I can't say he hasn't been looking for work, but as an entrepreneurial kind of guy, he has more experience inventing his own jobs than asking other people to give him one. His job search skills are somewhat spotty. I had to explain to him that on a job application, putting down that he had been "general manager for Asia" of some company he and a partner started wouldn't help a lot if he was trying to get a cashier's job at Borders. In his favor, maybe, he speaks fluent Mandarin. Against him, he never graduated from college. This was a guy who found college not challenging enough...who reads the history of the Peloponnesian wars for fun. But he doesn't have a degree. So right off the bat he's handicapped. And three months later he still has no job.

The one outstanding benefit of having him around (other than entertainment value) is that he is a fantastic cook. I have been eating wonderful meals that I didn't have to cook. I enjoy cooking too, but after a stressful day at work, it's so wonderful to come home and not have to worry about making dinner. I don't mind cleaning up afterwards.
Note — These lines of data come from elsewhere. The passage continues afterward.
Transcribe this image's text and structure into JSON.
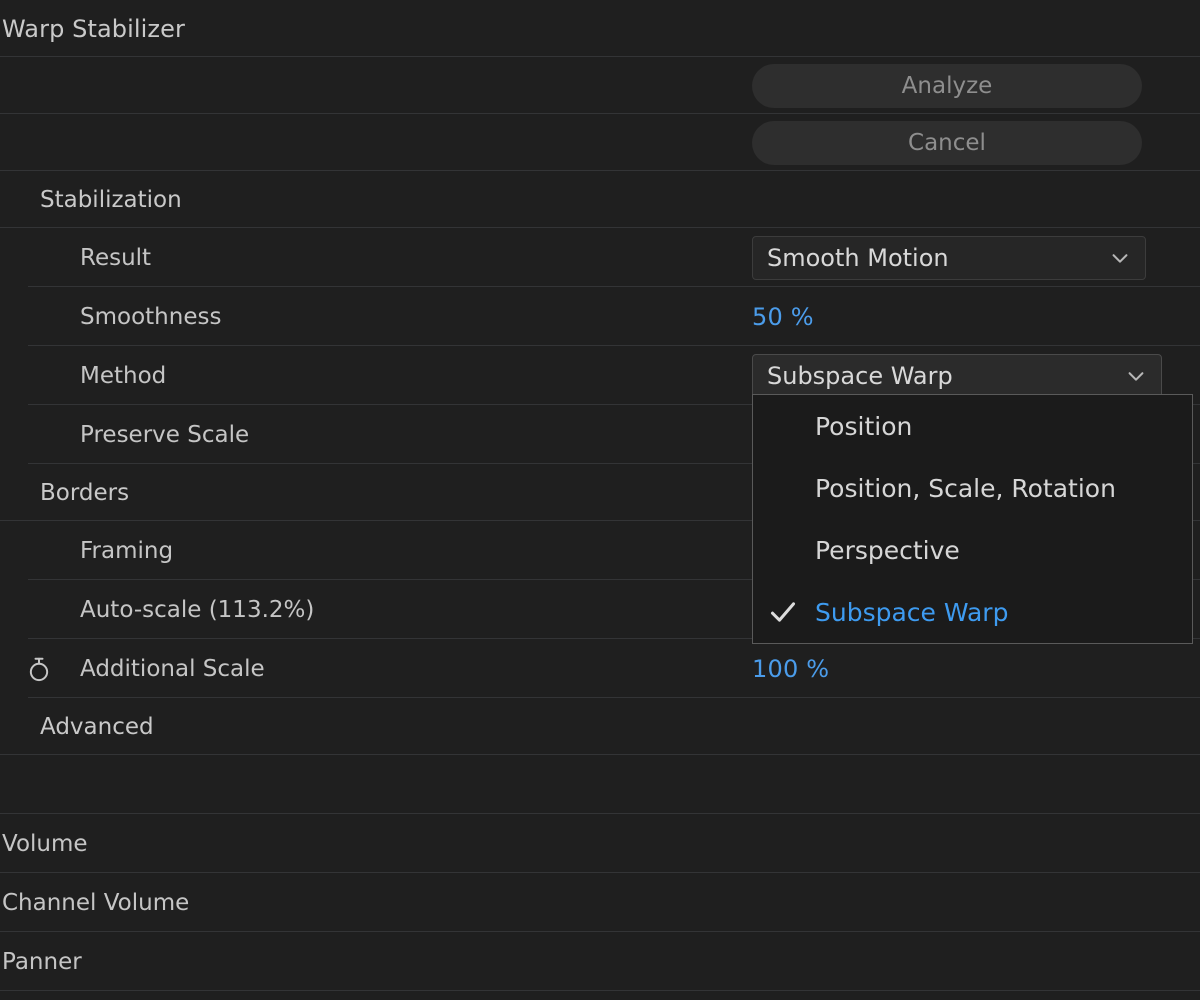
{
  "effect": {
    "title": "Warp Stabilizer",
    "buttons": [
      {
        "label": "Analyze",
        "name": "analyze-button"
      },
      {
        "label": "Cancel",
        "name": "cancel-button"
      }
    ],
    "groups": {
      "stabilization": "Stabilization",
      "borders": "Borders",
      "advanced": "Advanced"
    },
    "properties": {
      "result": {
        "label": "Result",
        "value": "Smooth Motion"
      },
      "smoothness": {
        "label": "Smoothness",
        "value": "50 %"
      },
      "method": {
        "label": "Method",
        "value": "Subspace Warp"
      },
      "preserve_scale": {
        "label": "Preserve Scale"
      },
      "framing": {
        "label": "Framing"
      },
      "auto_scale": {
        "label": "Auto-scale (113.2%)"
      },
      "additional_scale": {
        "label": "Additional Scale",
        "value": "100 %"
      }
    },
    "method_menu": {
      "options": [
        {
          "label": "Position",
          "selected": false
        },
        {
          "label": "Position, Scale, Rotation",
          "selected": false
        },
        {
          "label": "Perspective",
          "selected": false
        },
        {
          "label": "Subspace Warp",
          "selected": true
        }
      ]
    }
  },
  "other_effects": [
    {
      "label": "Volume"
    },
    {
      "label": "Channel Volume"
    },
    {
      "label": "Panner"
    }
  ],
  "colors": {
    "accent_blue": "#4b9cea",
    "panel_bg": "#1f1f1f",
    "menu_bg": "#1b1b1b",
    "text": "#c8c8c8",
    "disabled_text": "#8e8e8e",
    "separator": "#333436"
  }
}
One the downside, his idea of acceptable housekeeping and mine are not exactly in synch. It's a constant struggle to keep his crap out of the living room. And then there's the bathroom. After he shaves, there's water everywhere. The towels are always in disarray. And then there's the annoying little matter of the floor in front of the toilet. Not every guy is guilty of this; his dad was fairly tidy and so is his brother. But this guy...it's like he's a dog and he has to mark his territory. This would be okay if he would just clean it up. But this is one of the areas where his notion of acceptably clean and mine just don't match. It's really a good thing he cooks so well and makes me laugh a lot. Otherwise he'd be looking for a new place to live.

When he was in China, I wished he would move back here. I think this is one of those cases of be careful what you wish for.
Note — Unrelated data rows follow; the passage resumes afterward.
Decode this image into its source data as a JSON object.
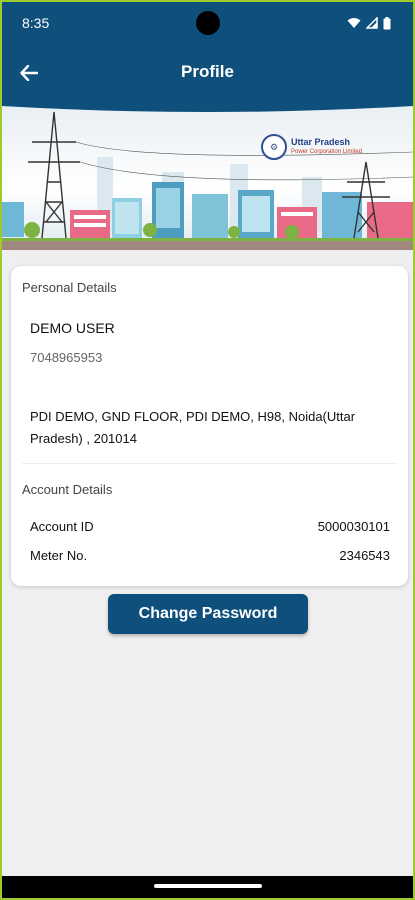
{
  "status_bar": {
    "time": "8:35"
  },
  "app_bar": {
    "title": "Profile"
  },
  "banner": {
    "logo_line1": "Uttar Pradesh",
    "logo_line2": "Power Corporation Limited"
  },
  "personal": {
    "title": "Personal Details",
    "name": "DEMO USER",
    "phone": "7048965953",
    "address": "PDI DEMO, GND FLOOR, PDI DEMO, H98, Noida(Uttar Pradesh) , 201014"
  },
  "account": {
    "title": "Account Details",
    "rows": [
      {
        "label": "Account ID",
        "value": "5000030101"
      },
      {
        "label": "Meter No.",
        "value": "2346543"
      }
    ]
  },
  "actions": {
    "change_password": "Change Password"
  },
  "colors": {
    "primary": "#0e4f7c",
    "frame": "#9ecb2b"
  }
}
Saturday, February 21, 2009

Don't you just hate people that are way too happy?

A former co-worker of mine has been leaving the most nauseating updates on his facebook page. I'm assuming he has a new girlfriend, because it seems like every day is just "the best day ever!" or "the most awesome day!" or "a spectacular evening!" It also seems like he's been "missing lots of sleep" and so forth. I finally told him to can it. I'm glad he's happy but there's a limit to how much other people really want to hear about it. Especially me in my present not-so-great state of mind. I hope he doesn't take it the wrong way, but actually I don't really care. I never see him since he doesn't work at the museum any more and frankly, even when I am in a good mood, I get annoyed when people try and flaunt their extreme happiness. It feels like bad manners.

Friday, February 13, 2009

Not an auspicious start to the year

It took me years of writing...not writing...agonizing because I couldn't write...struggling to write before I finally understood my process. It came in stages. First, I had no idea there was a process. Then, after a while, I came to see that it worked but I had no idea how. Then finally, I realized how my process worked. Imagine how relieved I was. This was not some mercurial "something" that came and went without reason. Now I could identify the steps and stages. Now I could feel as if I had some control over my creative energy. I could work the process. I could jump start it if it stalled out.
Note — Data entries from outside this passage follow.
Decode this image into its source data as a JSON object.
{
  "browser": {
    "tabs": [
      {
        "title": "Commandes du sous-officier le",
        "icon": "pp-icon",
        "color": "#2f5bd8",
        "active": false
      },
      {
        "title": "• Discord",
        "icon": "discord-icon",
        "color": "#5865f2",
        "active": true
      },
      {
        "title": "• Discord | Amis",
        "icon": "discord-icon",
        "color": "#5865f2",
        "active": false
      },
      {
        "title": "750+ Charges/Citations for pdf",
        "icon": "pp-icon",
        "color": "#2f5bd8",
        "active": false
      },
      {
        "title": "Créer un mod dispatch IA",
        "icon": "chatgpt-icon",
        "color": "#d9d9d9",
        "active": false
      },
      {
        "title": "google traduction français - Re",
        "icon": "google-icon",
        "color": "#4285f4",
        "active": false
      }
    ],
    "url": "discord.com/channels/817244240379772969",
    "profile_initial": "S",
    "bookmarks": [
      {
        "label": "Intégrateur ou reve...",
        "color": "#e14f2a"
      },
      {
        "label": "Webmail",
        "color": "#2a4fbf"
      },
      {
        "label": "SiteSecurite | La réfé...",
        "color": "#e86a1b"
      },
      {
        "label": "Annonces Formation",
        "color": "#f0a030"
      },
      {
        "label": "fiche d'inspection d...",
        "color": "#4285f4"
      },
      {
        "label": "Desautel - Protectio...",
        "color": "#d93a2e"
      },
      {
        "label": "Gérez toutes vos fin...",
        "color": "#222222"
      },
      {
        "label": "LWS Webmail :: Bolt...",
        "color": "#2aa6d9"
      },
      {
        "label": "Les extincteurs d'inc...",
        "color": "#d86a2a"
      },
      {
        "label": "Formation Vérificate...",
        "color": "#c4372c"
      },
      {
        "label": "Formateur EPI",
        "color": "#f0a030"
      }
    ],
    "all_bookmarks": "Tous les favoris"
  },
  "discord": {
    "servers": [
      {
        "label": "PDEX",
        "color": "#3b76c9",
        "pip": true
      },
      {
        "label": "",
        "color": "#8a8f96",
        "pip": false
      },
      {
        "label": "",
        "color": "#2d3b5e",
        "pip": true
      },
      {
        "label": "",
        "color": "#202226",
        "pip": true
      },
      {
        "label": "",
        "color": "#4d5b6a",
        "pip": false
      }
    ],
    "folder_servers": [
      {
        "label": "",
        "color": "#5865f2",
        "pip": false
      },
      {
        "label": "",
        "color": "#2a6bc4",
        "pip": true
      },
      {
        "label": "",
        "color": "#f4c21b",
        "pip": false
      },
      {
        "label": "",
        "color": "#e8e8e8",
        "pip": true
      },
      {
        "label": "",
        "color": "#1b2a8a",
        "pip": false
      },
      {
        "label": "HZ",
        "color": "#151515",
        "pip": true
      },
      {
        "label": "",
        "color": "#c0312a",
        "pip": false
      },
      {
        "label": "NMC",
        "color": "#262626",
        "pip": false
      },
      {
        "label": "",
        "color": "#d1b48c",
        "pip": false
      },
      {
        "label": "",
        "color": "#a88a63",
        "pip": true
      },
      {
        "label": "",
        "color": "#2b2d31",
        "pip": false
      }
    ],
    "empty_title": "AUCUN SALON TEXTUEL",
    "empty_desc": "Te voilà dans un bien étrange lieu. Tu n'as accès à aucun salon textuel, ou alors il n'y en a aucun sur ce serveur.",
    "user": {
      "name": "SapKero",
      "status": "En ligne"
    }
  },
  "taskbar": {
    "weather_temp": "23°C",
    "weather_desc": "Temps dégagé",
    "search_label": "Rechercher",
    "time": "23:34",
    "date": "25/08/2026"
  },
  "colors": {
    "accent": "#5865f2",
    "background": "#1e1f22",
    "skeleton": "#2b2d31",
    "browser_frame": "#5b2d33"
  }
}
And then the last few months came.

It's not just that I can't write. It's that I don't care. No, that's not right either. It's more like my brain has slipped into some kind of weird torpor and I can't wake it up. I could run the same start-up routine if my brain would respond. But it doesn't. It's like it's been sedated but without the sense of well-being. In fact, it feels bad. There's some strange new dynamic in my consciousness that's affecting my ability to create.

I'm not going to panic yet. I've been through dry patches before and every time I've come out of them. But I don't like this one. I think there's some depression in here somewhere. This is new for me and I don't like it. I could list a dozen causes for it but that doesn't help restart the engine. I guess I'm just going to have to hunker down and wait it out.